Royal Court, London
Many years ago in Beyond the Fringe there was a famous sketch called The Aftermyth of War. This is precisely the subject of this promising debut play by 23-year-old Hayley Squires, presented as part of the Young Writers festival. This time the war in question is Afghanistan, but Squires uses the uplifting voice of Vera Lynn to reinforce her point that we still like to obscure the reality of military death.
Squires focuses on the aftermath of the shooting of a young Kentish soldier, Bobby, while on patrol in Helmand province. He ostensibly died a hero but, on the day of his funeral, we see his siblings and best friend bitterly arguing about the real Bobby. According to his drug-dealer brother Danny, he was a total wimp who, in civilian life, wouldn't even defend his sister Emily; and Emily herself, although dressed to the nines to pay a TV tribute to Bobby, admits she hasn't the vaguest idea why he died or what he was fighting for. Interwoven with this bilious episode are three scenes, set a few months later, between Bobby's 16-year-old cousin Charlie, and her friend Sammy, suggesting that, if the concept of heroism survives, it is on the personal rather than the public level.

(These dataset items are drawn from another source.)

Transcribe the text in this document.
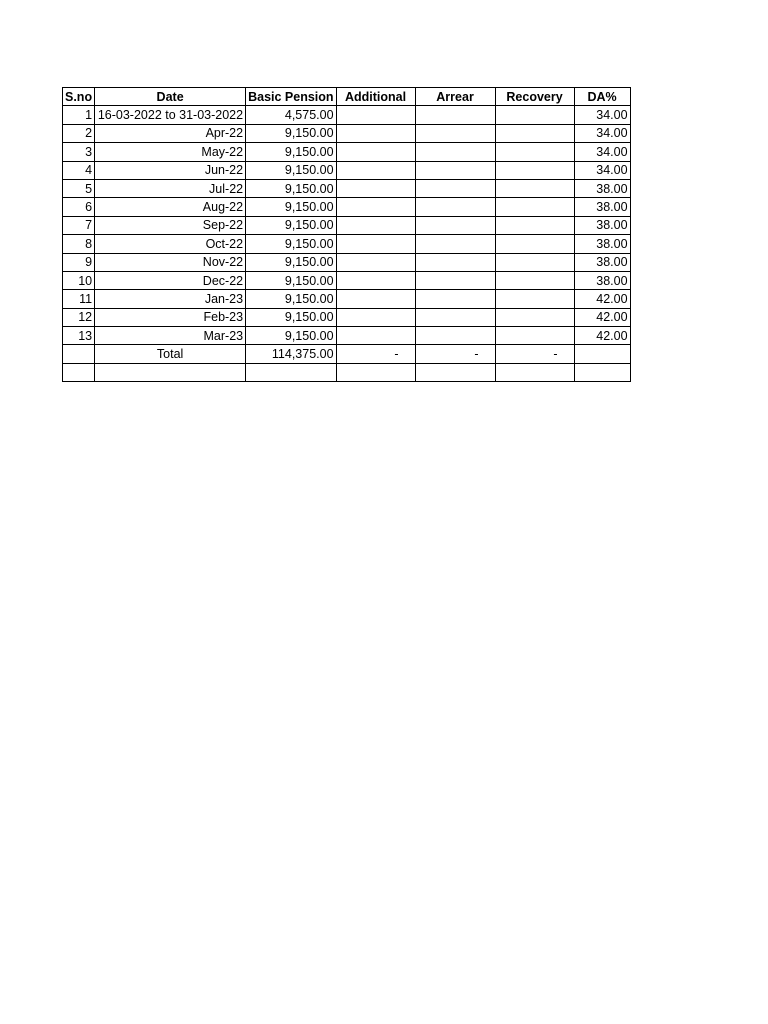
S.no	Date	Basic Pension	Additional	Arrear	Recovery	DA%
1	16-03-2022 to 31-03-2022	4,575.00				34.00
2	Apr-22	9,150.00				34.00
3	May-22	9,150.00				34.00
4	Jun-22	9,150.00				34.00
5	Jul-22	9,150.00				38.00
6	Aug-22	9,150.00				38.00
7	Sep-22	9,150.00				38.00
8	Oct-22	9,150.00				38.00
9	Nov-22	9,150.00				38.00
10	Dec-22	9,150.00				38.00
11	Jan-23	9,150.00				42.00
12	Feb-23	9,150.00				42.00
13	Mar-23	9,150.00				42.00
	Total	114,375.00	-	-	-	
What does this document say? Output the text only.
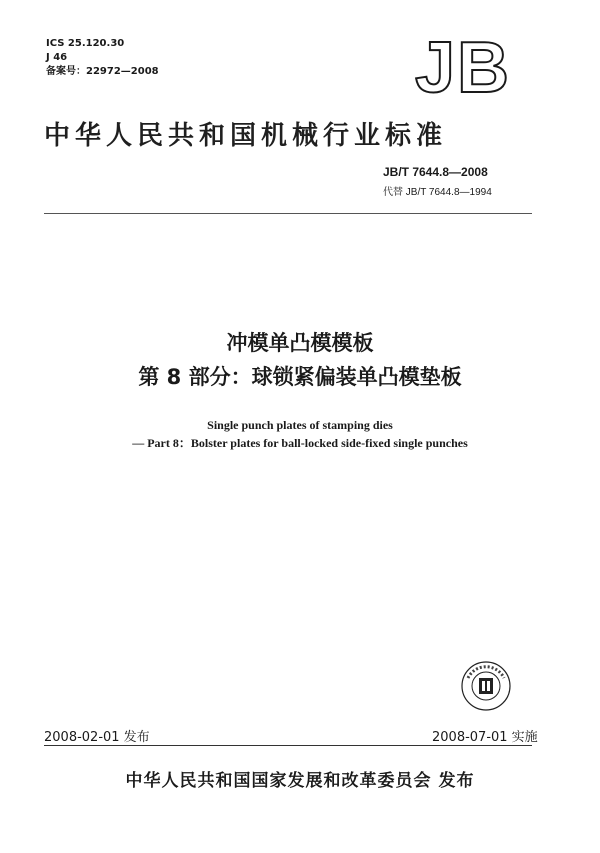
ICS 25.120.30
J 46
备案号：22972—2008	JB
中华人民共和国机械行业标准
JB/T 7644.8—2008
代替 JB/T 7644.8—1994
冲模单凸模模板
第 8 部分：球锁紧偏装单凸模垫板
Single punch plates of stamping dies
— Part 8：Bolster plates for ball-locked side-fixed single punches
2008-02-01 发布	2008-07-01 实施
中华人民共和国国家发展和改革委员会 发布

At times, Squires spells out her points too explicitly. Emily brusquely tells Bobby's friend "We aren't good people, Lee, we're shit," to reinforce the argument that bereavement cannot sanctify the dead soldier's thieving family. Squires is at her best, in fact, when exploring the tentative nature of adolescent passion: the scenes between the two 16-year-olds have a real glow, not least when the school drop-out Sammy gives a vivid account of the plot of Romeo and Juliet based entirely on the Baz Luhrman movie.
In Jo McInnes's production, Ted Riley and Abby Rakic-Platt invest their adolescent encounter with the perfect mix of verbal bravura and emotional shyness. And, even if the adult scenes are more brutal, Danielle Flett as Bobby's sister and Daniel Kendrick as his loyal friend intelligently suggest they are using the reluctant hero's death to mask their own insecurity. Squires clearly owes a debt to Sarah Kane but, given time, it's one that may be repaid with interest.